US President Barack Obama has acknowledged that he must make some “mid-course corrections” if he is going to win over a frustrated electorate and work with empowered Republicans.
Speaking on an economic tour of Asian nations, Obama told college students in Mumbai the midterm elections back home reflected the “right, obligation and duty” of people to express their unhappiness by voting out many incumbents.
The president himself was not on the ballot last week, but his Democratic Party took a beating. Republicans won control of the House of Representatives, eroded the Democratic majority in the Senate, made huge gains at the state level and broadly changed the political landscape as Obama positions himself for his own re-election campaign in 2012.
Obama said he would not change his determination to invest money in education, infrastructure and clean energy at a time when the pressures in Washington are to slash spending. But he said the election “requires me to make some mid-course corrections and adjustments”.
He said how those will play out over the next several months will depend on his talks with Republicans.
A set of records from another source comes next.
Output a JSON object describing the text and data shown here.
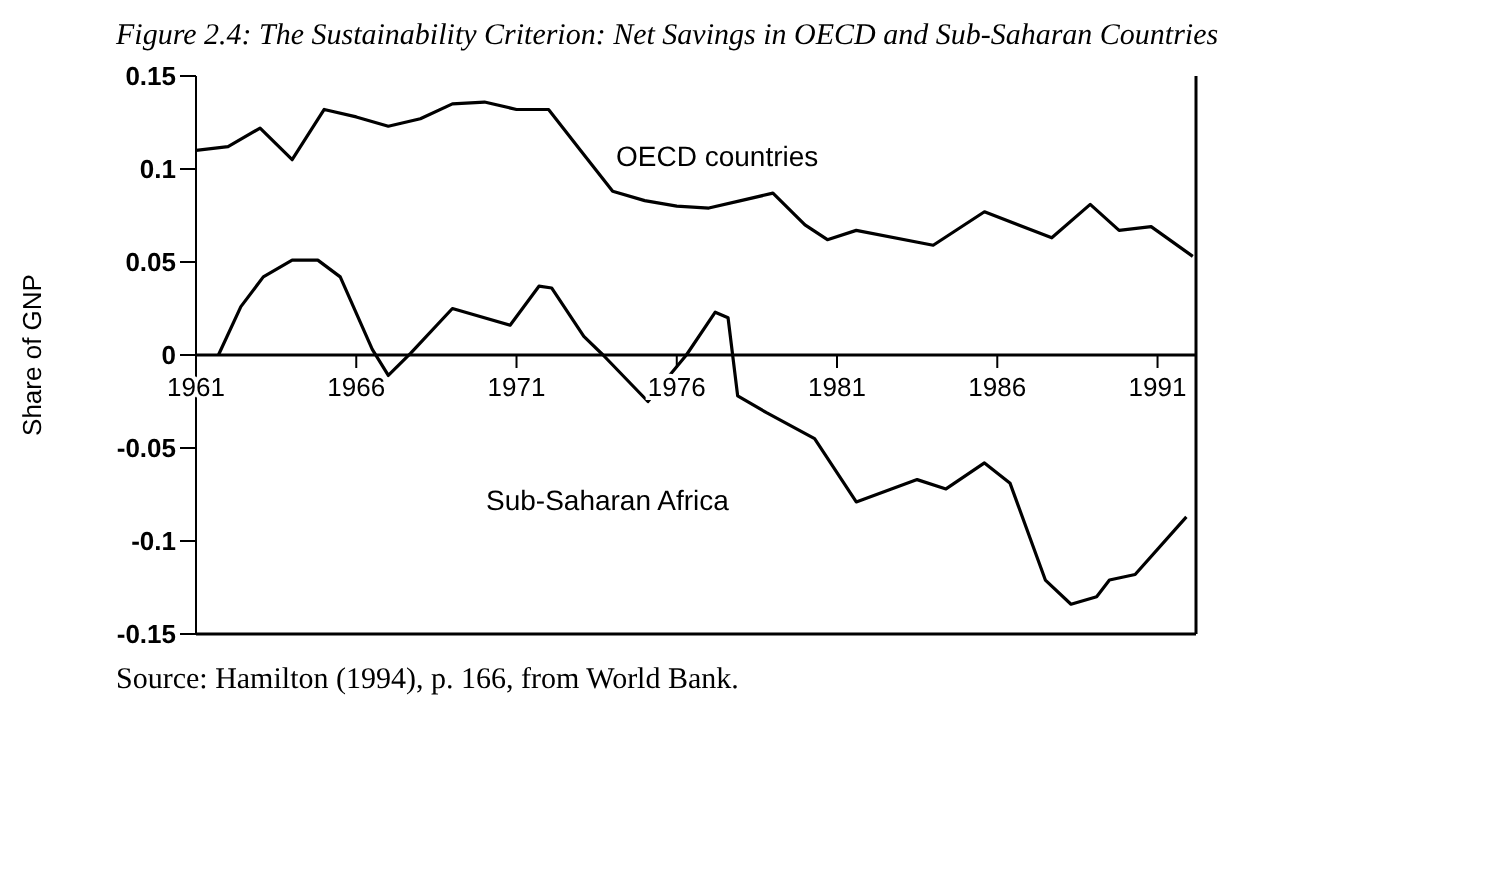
{
  "chart_data": {
    "type": "line",
    "title": "Figure 2.4: The Sustainability Criterion: Net Savings in OECD and Sub-Saharan Countries",
    "ylabel": "Share of GNP",
    "series": [
      {
        "name": "OECD countries",
        "color": "#000000",
        "x": [
          1961,
          1962,
          1963,
          1964,
          1965,
          1966,
          1967,
          1968,
          1969,
          1970,
          1971,
          1972,
          1973,
          1974,
          1975,
          1976,
          1977,
          1978,
          1979,
          1980,
          1980.7,
          1981.6,
          1984,
          1985.6,
          1987.7,
          1988.9,
          1989.8,
          1990.8,
          1992.1
        ],
        "values": [
          0.11,
          0.112,
          0.122,
          0.105,
          0.132,
          0.128,
          0.123,
          0.127,
          0.135,
          0.136,
          0.132,
          0.132,
          0.11,
          0.088,
          0.083,
          0.08,
          0.079,
          0.083,
          0.087,
          0.07,
          0.062,
          0.067,
          0.059,
          0.077,
          0.063,
          0.081,
          0.067,
          0.069,
          0.053
        ]
      },
      {
        "name": "Sub-Saharan Africa",
        "color": "#000000",
        "x": [
          1961.7,
          1962.4,
          1963.1,
          1964,
          1964.8,
          1965.5,
          1966.5,
          1967,
          1967.7,
          1969,
          1970.8,
          1971.7,
          1972.1,
          1973.1,
          1973.7,
          1975.1,
          1976.3,
          1977.2,
          1977.6,
          1977.9,
          1978.8,
          1980.3,
          1981.6,
          1983.5,
          1984.4,
          1985.6,
          1986.4,
          1987.5,
          1988.3,
          1989.1,
          1989.5,
          1990.3,
          1991.9
        ],
        "values": [
          0,
          0.026,
          0.042,
          0.051,
          0.051,
          0.042,
          0.003,
          -0.011,
          0.001,
          0.025,
          0.016,
          0.037,
          0.036,
          0.01,
          0,
          -0.025,
          0,
          0.023,
          0.02,
          -0.022,
          -0.031,
          -0.045,
          -0.079,
          -0.067,
          -0.072,
          -0.058,
          -0.069,
          -0.121,
          -0.134,
          -0.13,
          -0.121,
          -0.118,
          -0.087
        ]
      }
    ],
    "xlim": [
      1961,
      1992.2
    ],
    "xticks": [
      1961,
      1966,
      1971,
      1976,
      1981,
      1986,
      1991
    ],
    "ylim": [
      -0.15,
      0.15
    ],
    "yticks": [
      -0.15,
      -0.1,
      -0.05,
      0,
      0.05,
      0.1,
      0.15
    ],
    "legend": false,
    "marker": "none",
    "line_style": "solid",
    "annotations": [
      "Source: Hamilton (1994), p. 166, from World Bank."
    ]
  }
}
His comments seemed to reflect a deeper acknowledgement of the need to make course corrections from the White House, but as he did at a news conference the day after the election, Obama stayed purposely vague on how he would reposition his agenda.
The town hall with students, now a staple of Obama’s foreign travel, was part of his outreach to India, a democracy of more than 1 billion people. India is an emerging power in Asia and an increasingly important partner to the US on trade and security, in part because its rise offers a measure of balance to the growing strength of China.
Obama is in the midst of his lengthiest trip abroad as president, a 10-day journey across India, Indonesia, South Korea and Japan.
He began by showing a softer side, chatting with students at a different school and even getting up to dance with them, albeit reluctantly, after his wife, Michelle, had eagerly done the same.
Obama took a range of questions from the students at St Xavier College, a Jesuit institution, on a sweltering day in this financial hub. When a young woman challenged him on US support of Pakistan, Obama said, “I must admit I expected it.”
India is deeply suspicious of neighbouring Pakistan as a threat to its security, with memories still fresh of a terrorist shooting rampage in Mumbai in 2008, at the hand of Pakistani militants. Obama yesterday spoke of US solidarity with India in honouring those slain in that attack, but his lack of any mention of Pakistan angered some India commentators.